NES 2.0 Mapper 256
NES 2.0 Mapper 256 is used for games using the bankswitching behavior of the OneBus Famiclones. The UNIF board names are UNL-OneBus, BMC-OneBus and UNL-DANCE.
Registers
To emulate ROM images using mapper 256, one must support bankswitching, nametable mirroring selection and IRQs using both the VTxx native registers (see the VT02+ PRG-ROM Bankswitching and VT02+ CHR-ROM Bankswitching articles for details) as well as the MMC3 compatible registers.

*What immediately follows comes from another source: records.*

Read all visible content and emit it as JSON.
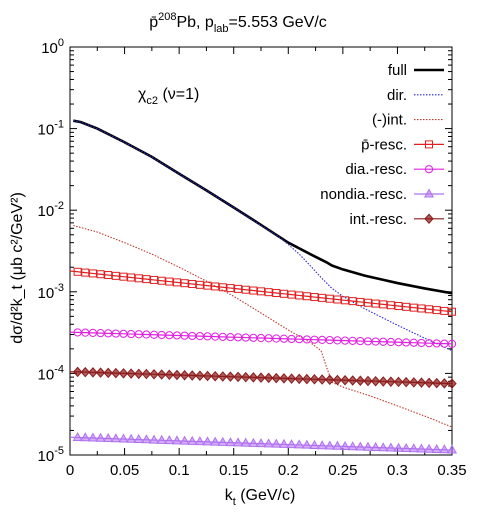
{
  "chart_data": {
    "type": "line",
    "title": {
      "main": "p̄",
      "sup": "208",
      "mid": "Pb, p",
      "sub": "lab",
      "tail": "=5.553 GeV/c"
    },
    "annotation": {
      "main": "χ",
      "sub": "c2",
      "tail": " (ν=1)"
    },
    "xlabel": {
      "main": "k",
      "sub": "t",
      "tail": " (GeV/c)"
    },
    "ylabel": "dσ/d²k_t (μb c²/GeV²)",
    "x_scale": "linear",
    "y_scale": "log",
    "xlim": [
      0,
      0.35
    ],
    "ylim": [
      1e-05,
      1
    ],
    "x_ticks": [
      "0",
      "0.05",
      "0.1",
      "0.15",
      "0.2",
      "0.25",
      "0.3",
      "0.35"
    ],
    "y_ticks": [
      {
        "base": "10",
        "exp": "-5"
      },
      {
        "base": "10",
        "exp": "-4"
      },
      {
        "base": "10",
        "exp": "-3"
      },
      {
        "base": "10",
        "exp": "-2"
      },
      {
        "base": "10",
        "exp": "-1"
      },
      {
        "base": "10",
        "exp": "0"
      }
    ],
    "grid": false,
    "legend_position": "top-right",
    "series": [
      {
        "name": "full",
        "color": "#000000",
        "style": "solid-thick",
        "marker": "none",
        "x": [
          0.003,
          0.01,
          0.025,
          0.05,
          0.075,
          0.1,
          0.125,
          0.15,
          0.175,
          0.2,
          0.22,
          0.235,
          0.24,
          0.25,
          0.27,
          0.3,
          0.325,
          0.35
        ],
        "y": [
          0.125,
          0.12,
          0.1,
          0.068,
          0.045,
          0.028,
          0.0175,
          0.0108,
          0.0066,
          0.004,
          0.0029,
          0.0023,
          0.0021,
          0.00188,
          0.00158,
          0.00128,
          0.0011,
          0.00096
        ]
      },
      {
        "name": "dir.",
        "color": "#2a2ad9",
        "style": "dotted",
        "marker": "none",
        "x": [
          0.003,
          0.01,
          0.025,
          0.05,
          0.075,
          0.1,
          0.125,
          0.15,
          0.175,
          0.19,
          0.2,
          0.21,
          0.22,
          0.23,
          0.24,
          0.25,
          0.27,
          0.3,
          0.325,
          0.35
        ],
        "y": [
          0.125,
          0.12,
          0.1,
          0.068,
          0.045,
          0.028,
          0.0175,
          0.0108,
          0.0065,
          0.0049,
          0.0038,
          0.0029,
          0.0021,
          0.0015,
          0.0011,
          0.00088,
          0.00062,
          0.00039,
          0.00027,
          0.00019
        ]
      },
      {
        "name": "(-)int.",
        "color": "#c0392b",
        "style": "dotted",
        "marker": "none",
        "x": [
          0.003,
          0.025,
          0.05,
          0.075,
          0.1,
          0.125,
          0.15,
          0.175,
          0.2,
          0.22,
          0.23,
          0.235,
          0.24,
          0.25,
          0.275,
          0.3,
          0.325,
          0.35
        ],
        "y": [
          0.0065,
          0.0054,
          0.004,
          0.0029,
          0.002,
          0.00135,
          0.00088,
          0.00055,
          0.00034,
          0.00024,
          0.00019,
          0.00012,
          7.8e-05,
          6.8e-05,
          5.3e-05,
          4e-05,
          3e-05,
          2.2e-05
        ]
      },
      {
        "name": "p̄-resc.",
        "color": "#e02020",
        "style": "solid",
        "marker": "square",
        "x": [
          0.0,
          0.35
        ],
        "y": [
          0.0018,
          0.00057
        ],
        "shape": "log-linear",
        "points": 50
      },
      {
        "name": "dia.-resc.",
        "color": "#e020e0",
        "style": "solid",
        "marker": "circle",
        "x": [
          0.0,
          0.35
        ],
        "y": [
          0.00032,
          0.00023
        ],
        "shape": "log-linear",
        "points": 50
      },
      {
        "name": "nondia.-resc.",
        "color": "#b070f0",
        "style": "solid",
        "marker": "triangle",
        "x": [
          0.0,
          0.35
        ],
        "y": [
          1.65e-05,
          1.15e-05
        ],
        "shape": "log-linear",
        "points": 50
      },
      {
        "name": "int.-resc.",
        "color": "#8b1a1a",
        "style": "solid",
        "marker": "diamond",
        "x": [
          0.0,
          0.35
        ],
        "y": [
          0.000105,
          7.5e-05
        ],
        "shape": "log-linear",
        "points": 50
      }
    ]
  }
}
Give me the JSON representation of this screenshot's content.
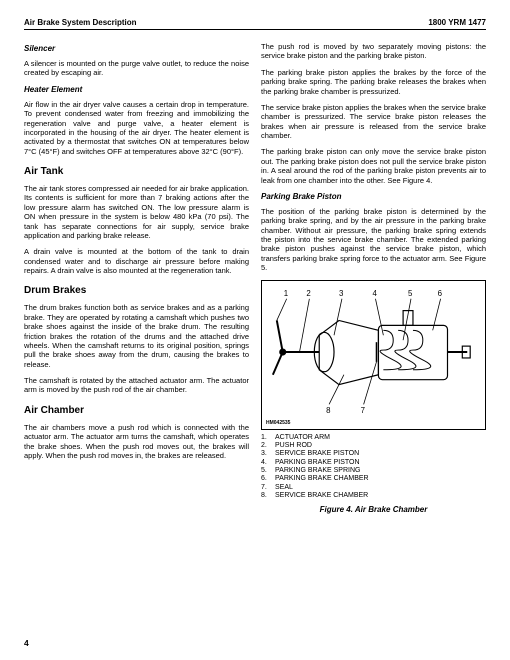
{
  "header": {
    "left": "Air Brake System Description",
    "right": "1800 YRM 1477"
  },
  "left": {
    "silencer_h": "Silencer",
    "silencer_p": "A silencer is mounted on the purge valve outlet, to reduce the noise created by escaping air.",
    "heater_h": "Heater Element",
    "heater_p": "Air flow in the air dryer valve causes a certain drop in temperature. To prevent condensed water from freezing and immobilizing the regeneration valve and purge valve, a heater element is incorporated in the housing of the air dryer. The heater element is activated by a thermostat that switches ON at temperatures below 7°C (45°F) and switches OFF at temperatures above 32°C (90°F).",
    "airtank_h": "Air Tank",
    "airtank_p1": "The air tank stores compressed air needed for air brake application. Its contents is sufficient for more than 7 braking actions after the low pressure alarm has switched ON. The low pressure alarm is ON when pressure in the system is below 480 kPa (70 psi). The tank has separate connections for air supply, service brake application and parking brake release.",
    "airtank_p2": "A drain valve is mounted at the bottom of the tank to drain condensed water and to discharge air pressure before making repairs. A drain valve is also mounted at the regeneration tank.",
    "drum_h": "Drum Brakes",
    "drum_p1": "The drum brakes function both as service brakes and as a parking brake. They are operated by rotating a camshaft which pushes two brake shoes against the inside of the brake drum. The resulting friction brakes the rotation of the drums and the attached drive wheels. When the camshaft returns to its original position, springs pull the brake shoes away from the drum, causing the brakes to release.",
    "drum_p2": "The camshaft is rotated by the attached actuator arm. The actuator arm is moved by the push rod of the air chamber.",
    "airch_h": "Air Chamber",
    "airch_p": "The air chambers move a push rod which is connected with the actuator arm. The actuator arm turns the camshaft, which operates the brake shoes. When the push rod moves out, the brakes will apply. When the push rod moves in, the brakes are released."
  },
  "right": {
    "p1": "The push rod is moved by two separately moving pistons: the service brake piston and the parking brake piston.",
    "p2": "The parking brake piston applies the brakes by the force of the parking brake spring. The parking brake releases the brakes when the parking brake chamber is pressurized.",
    "p3": "The service brake piston applies the brakes when the service brake chamber is pressurized. The service brake piston releases the brakes when air pressure is released from the service brake chamber.",
    "p4": "The parking brake piston can only move the service brake piston out. The parking brake piston does not pull the service brake piston in. A seal around the rod of the parking brake piston prevents air to leak from one chamber into the other. See Figure 4.",
    "pbp_h": "Parking Brake Piston",
    "pbp_p": "The position of the parking brake piston is determined by the parking brake spring, and by the air pressure in the parking brake chamber. Without air pressure, the parking brake spring extends the piston into the service brake chamber. The extended parking brake piston pushes against the service brake piston, which transfers parking brake spring force to the actuator arm. See Figure 5.",
    "fig_label": "HM042535",
    "legend": [
      {
        "n": "1.",
        "t": "ACTUATOR ARM"
      },
      {
        "n": "2.",
        "t": "PUSH ROD"
      },
      {
        "n": "3.",
        "t": "SERVICE BRAKE PISTON"
      },
      {
        "n": "4.",
        "t": "PARKING BRAKE PISTON"
      },
      {
        "n": "5.",
        "t": "PARKING BRAKE SPRING"
      },
      {
        "n": "6.",
        "t": "PARKING BRAKE CHAMBER"
      },
      {
        "n": "7.",
        "t": "SEAL"
      },
      {
        "n": "8.",
        "t": "SERVICE BRAKE CHAMBER"
      }
    ],
    "fig_cap": "Figure 4. Air Brake Chamber"
  },
  "page": "4",
  "diagram": {
    "stroke": "#000000",
    "fill": "#ffffff",
    "callouts": [
      "1",
      "2",
      "3",
      "4",
      "5",
      "6",
      "7",
      "8"
    ]
  }
}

Single and split PRG/CHR address space
On physical hardware, bankswitching by the VTxx console itself can only be used if the cartridge uses OneBus addressing, signalled by connecting certain pins on the cartridge connector to Vcc/GND, because only in OneBus mode are the CHR address lines repurposed as higher-order address lines for the single address space. Therefore, regular OneBus ROM images will only contain PRG ROM and no CHR ROM, and PRG ROM ($41xx) and CHR ROM ($201x) bankswitch registers apply to the same address space.
However, ROM images converted from Waixing's WXN format will have both PRG and CHR ROM, yet use the VTxx-native bankswitch registers and/or register address mangling. These images cannot be run unchanged on physical hardware, and were intended to be run by Waixing's proprietary VTxx emulator found on several 32-bit plug-and-play consoles. For simplicity, mapper 256 is also used for such ROM images; to emulate them, simply apply the PRG ROM ($41xx) and CHR ROM ($201x) bankswitch registers to the respective separate address space.
Register address mangling
Several plug-and-play consoles use a simple protection scheme intended to prevent interchanging the ROM data between different consoles. The protection scheme works by simply swapping the addresses of the bankswitch registers. Some patterns only change the VTxx-native register addresses, others apply to the MMC3 compatibility registers as well. A submapper proposal has been made to denote the type of register address mangling.